At around 3 am Thursday morning on September 15, Ethereum founder Vitalik Buterin announced that ‘The Merge’ was successful.
With this historic event, the Ethereum blockchain, with its billions in NFTs and infrastructure built on top of it, just reduced its energy consumption by 99%.
This also means you’ll probably hear a lot of so-called crypto bros recite the following spiel in the coming weeks:
While I exaggerated a bit on the Visa part (Ethereum could theoretically one day process 10,000+ transactions per second, faster than Visa/Mastercard), all that technical jargon means is that, when an artist, small business owner, or brand sells something on Ethereum, the transaction price is brought down by the more people who hold Ethereum (the stake part of Proof-Of-Stake) and validate the transaction. The system that was previously in place was clunky and environmentally horrific.
Here’s Christopher Moltisanti to explain:
Okay, this time I didn’t exaggerate. The White House really did say that Proof-Of-Work’s annual energy consumption surpassed Australia and Argentina (all to process transactions).
And yes, Visa and MasterCard require energy to process transaction. However, the prices they negotiate with merchants varies; with Ethereum’s Proof-Of-Stake, everyone is encouraged to bring down the cost together by validating one another’s transactions (rather than allowing a complicated math problem to do it), regardless of the merchant’s volume or stature.

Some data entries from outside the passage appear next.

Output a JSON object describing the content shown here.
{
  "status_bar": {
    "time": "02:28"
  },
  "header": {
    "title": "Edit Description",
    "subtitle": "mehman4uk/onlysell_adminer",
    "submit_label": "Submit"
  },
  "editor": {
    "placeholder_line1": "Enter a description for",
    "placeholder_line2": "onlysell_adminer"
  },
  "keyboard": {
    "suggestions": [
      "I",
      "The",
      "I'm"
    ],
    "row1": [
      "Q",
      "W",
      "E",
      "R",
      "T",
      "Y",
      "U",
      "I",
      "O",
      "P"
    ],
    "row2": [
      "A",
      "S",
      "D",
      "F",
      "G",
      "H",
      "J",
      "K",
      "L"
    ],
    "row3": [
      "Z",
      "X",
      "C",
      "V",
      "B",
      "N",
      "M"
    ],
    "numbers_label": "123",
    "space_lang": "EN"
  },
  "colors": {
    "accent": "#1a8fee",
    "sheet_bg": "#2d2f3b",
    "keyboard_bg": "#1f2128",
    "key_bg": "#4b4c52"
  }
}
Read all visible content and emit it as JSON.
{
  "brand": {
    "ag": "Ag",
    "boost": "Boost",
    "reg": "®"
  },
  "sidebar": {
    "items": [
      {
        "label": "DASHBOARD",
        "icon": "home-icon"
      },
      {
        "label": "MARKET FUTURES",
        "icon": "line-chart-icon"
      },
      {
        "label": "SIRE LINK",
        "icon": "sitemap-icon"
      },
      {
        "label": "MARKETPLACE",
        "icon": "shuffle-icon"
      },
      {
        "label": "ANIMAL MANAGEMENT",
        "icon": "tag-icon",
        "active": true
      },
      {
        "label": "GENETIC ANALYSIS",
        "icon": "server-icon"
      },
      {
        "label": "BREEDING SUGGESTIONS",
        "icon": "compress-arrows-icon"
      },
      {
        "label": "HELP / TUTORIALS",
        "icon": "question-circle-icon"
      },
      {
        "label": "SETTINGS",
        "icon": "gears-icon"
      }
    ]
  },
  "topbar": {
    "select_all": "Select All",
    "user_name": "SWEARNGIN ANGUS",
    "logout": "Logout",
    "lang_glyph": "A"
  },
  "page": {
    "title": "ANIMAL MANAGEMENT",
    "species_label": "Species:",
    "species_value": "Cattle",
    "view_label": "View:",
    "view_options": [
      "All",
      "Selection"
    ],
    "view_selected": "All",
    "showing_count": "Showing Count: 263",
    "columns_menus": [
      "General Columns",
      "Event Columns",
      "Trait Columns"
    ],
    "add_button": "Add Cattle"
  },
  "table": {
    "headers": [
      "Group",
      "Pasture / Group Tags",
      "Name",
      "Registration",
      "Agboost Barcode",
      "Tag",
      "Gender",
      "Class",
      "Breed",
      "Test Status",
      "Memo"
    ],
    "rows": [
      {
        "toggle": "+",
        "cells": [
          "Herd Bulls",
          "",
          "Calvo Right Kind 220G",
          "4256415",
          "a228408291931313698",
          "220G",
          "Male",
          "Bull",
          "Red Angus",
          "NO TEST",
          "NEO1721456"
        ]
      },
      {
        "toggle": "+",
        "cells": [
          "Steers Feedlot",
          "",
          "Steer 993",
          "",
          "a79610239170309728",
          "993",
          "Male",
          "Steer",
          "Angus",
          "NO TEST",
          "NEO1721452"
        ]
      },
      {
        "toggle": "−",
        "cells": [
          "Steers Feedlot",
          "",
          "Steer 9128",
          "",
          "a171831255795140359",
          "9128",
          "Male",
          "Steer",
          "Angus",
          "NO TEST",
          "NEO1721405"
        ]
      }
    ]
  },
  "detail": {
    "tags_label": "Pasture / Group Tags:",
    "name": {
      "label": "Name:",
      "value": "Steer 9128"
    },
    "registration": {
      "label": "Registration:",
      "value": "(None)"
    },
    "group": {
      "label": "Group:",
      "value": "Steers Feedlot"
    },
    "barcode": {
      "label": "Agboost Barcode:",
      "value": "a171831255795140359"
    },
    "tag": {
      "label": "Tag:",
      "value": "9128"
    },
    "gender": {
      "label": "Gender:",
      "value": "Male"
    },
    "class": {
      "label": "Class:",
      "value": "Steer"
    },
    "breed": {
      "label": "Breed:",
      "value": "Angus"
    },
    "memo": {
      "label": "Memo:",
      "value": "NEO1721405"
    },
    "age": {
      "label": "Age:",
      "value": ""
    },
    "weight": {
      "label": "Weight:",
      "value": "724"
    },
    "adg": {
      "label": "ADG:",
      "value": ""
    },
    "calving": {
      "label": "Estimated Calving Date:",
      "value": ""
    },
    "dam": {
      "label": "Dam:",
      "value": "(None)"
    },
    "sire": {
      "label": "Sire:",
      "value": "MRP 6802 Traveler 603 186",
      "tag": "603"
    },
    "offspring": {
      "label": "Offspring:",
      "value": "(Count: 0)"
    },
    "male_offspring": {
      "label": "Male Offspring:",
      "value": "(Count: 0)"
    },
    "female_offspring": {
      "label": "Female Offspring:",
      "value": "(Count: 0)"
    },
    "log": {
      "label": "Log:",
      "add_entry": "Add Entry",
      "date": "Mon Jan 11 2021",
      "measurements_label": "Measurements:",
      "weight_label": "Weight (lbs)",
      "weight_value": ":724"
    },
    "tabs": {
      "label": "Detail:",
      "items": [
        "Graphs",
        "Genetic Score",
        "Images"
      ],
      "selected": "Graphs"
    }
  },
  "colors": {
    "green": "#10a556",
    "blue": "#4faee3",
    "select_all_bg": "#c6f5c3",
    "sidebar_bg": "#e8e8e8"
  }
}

A simple way to put it is this: imagine if everyone who has Venmo approved each other’s transactions without needing Venmo, a central authority. In return, instant transfers became cheaper for everyone.
Wait, so NFTs traded on the ETH blockchain are now “environmentally friendly?”
They emit roughly the same CO2 as playing a video game, watching a TV show, or scrolling social media.
That’s still pretty bad, right?
If you’re that concerned, put your phone down and go outside for a bit.
I’ll still never buy an NFT. Why would I pay for a JPEG when I can just download it for free?
Chances are, especially after ETH’s switch to Proof Of Stake, you’ll likely buy NFTs that aren’t advertised as NFTs.
Just like how everyone was gravely concerned about their data being compromised when cloud computing took over in 2008, it’s now an integrated part of how we enjoy Netflix, Instagram, and practically everything else in Web2. ‘The cloud’ has become a welcome inevitability, just like NFTs could eventually be when it comes to digital access.
This shift is coming sooner, rather than later.
On September 12, for instance, Starbucks announced it was integrating NFTs into its existing loyalty program. During New York Fashion Week, Puma’s Black Station offered NFT holders the opportunity to forge real shoes.
With environmental concerns no longer holding brands back, The Merge now means that brands can more freely explore community-building with NFTs, rewarding dedicated fans with experiences.
Take my Hoodlums PFP as an example: it’s a JPEG, yes, but it’s also a token that grants me access to attend Bonnaroo, Governors Ball, or Something In The Water for free.
NFT projects like Hoodlums and Bored Ape Yacht Club have established a consistent precedent for granting NFT-holders IRL experiences. All you need to use is apps like Discord and crypto wallets, which more and more brands are beginning to use.
When you consider Nike made an estimated $1.29 billion from RTFKT NFTs alone (half of which came from royalties), its entry into forging IRL clothes is only the beginning of a scalable operation that may soon see other brands in the family (like Jordan) using NFTs, too.
Plus, to paraphrase gmoney speaking on his 9dcc collection, being able to track the people who owned and wore NFT-associated clothes gives new life to these items, increasing their value on the secondary market.
With brands like Nike, Tiffany, Gucci, Puma, and adidas finding early success with NFTs, it’s likely many of other major brands will start hopping on board too.
The Merge represents a new era for NFTs, one that could usher an era of more deeply interconnected culture.